VIEW: Interactive GIS Map of Macon-Bibb Commission Districts
However, state Representative Nikki Randall says no one has lived in the consolidated districts for more than a year, since the maps did not exist until consolidation passed nine months ago.
She says it made sense to open the district races to anyone who currently lives in each designated area.
Lucas says she also opposes a change that allows the Transition Task Force to approve expenditures without the go-ahead from the new government.
Randall says, when the charter was written, legislators did not take into account the idea that some work -- like laying cables for internet access -- would need to be done before January 1, 2014.

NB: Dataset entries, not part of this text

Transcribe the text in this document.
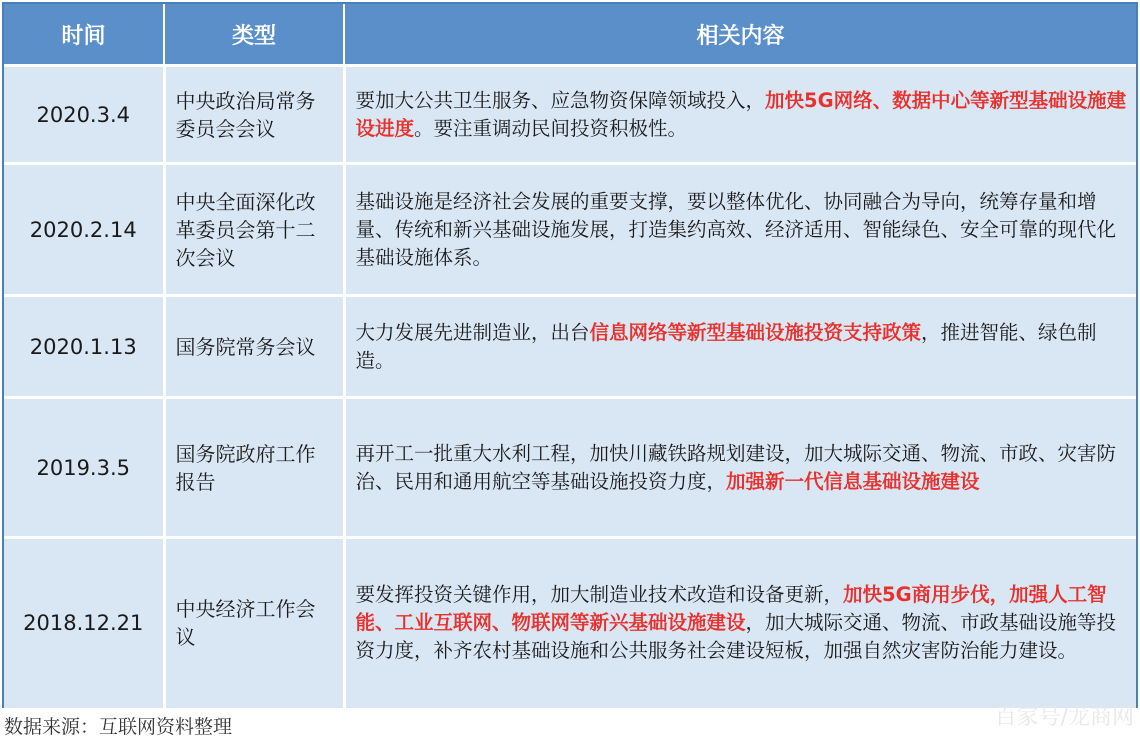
时间	类型	相关内容
2020.3.4	中央政治局常务委员会会议	要加大公共卫生服务、应急物资保障领域投入，加快5G网络、数据中心等新型基础设施建设进度。要注重调动民间投资积极性。
2020.2.14	中央全面深化改革委员会第十二次会议	基础设施是经济社会发展的重要支撑，要以整体优化、协同融合为导向，统筹存量和增量、传统和新兴基础设施发展，打造集约高效、经济适用、智能绿色、安全可靠的现代化基础设施体系。
2020.1.13	国务院常务会议	大力发展先进制造业，出台信息网络等新型基础设施投资支持政策，推进智能、绿色制造。
2019.3.5	国务院政府工作报告	再开工一批重大水利工程，加快川藏铁路规划建设，加大城际交通、物流、市政、灾害防治、民用和通用航空等基础设施投资力度，加强新一代信息基础设施建设
2018.12.21	中央经济工作会议	要发挥投资关键作用，加大制造业技术改造和设备更新，加快5G商用步伐，加强人工智能、工业互联网、物联网等新兴基础设施建设，加大城际交通、物流、市政基础设施等投资力度，补齐农村基础设施和公共服务社会建设短板，加强自然灾害防治能力建设。
数据来源：互联网资料整理	百家号/龙商网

She says the charter requires the new government to approve any work done, but that body does not exist yet. Therefore, she says the change gives the Task Force the authority to move forward with projects prior to the start of the consolidated government.
Lucas says she is concerned that the Task Force will now be able to bypass approval from the current Macon and Bibb officials for spending money, but Randall says that is not the case. Randall says any money transfers will still have to go through Macon City Council and Bibb County Commission before the Task Force can act on them.
Lucas says she and others still plan to fight the changes by hiring legal counsel, sending a petition and proposal for an investigation to the Department of Justice, and ask local governments to pass resolutions in opposition.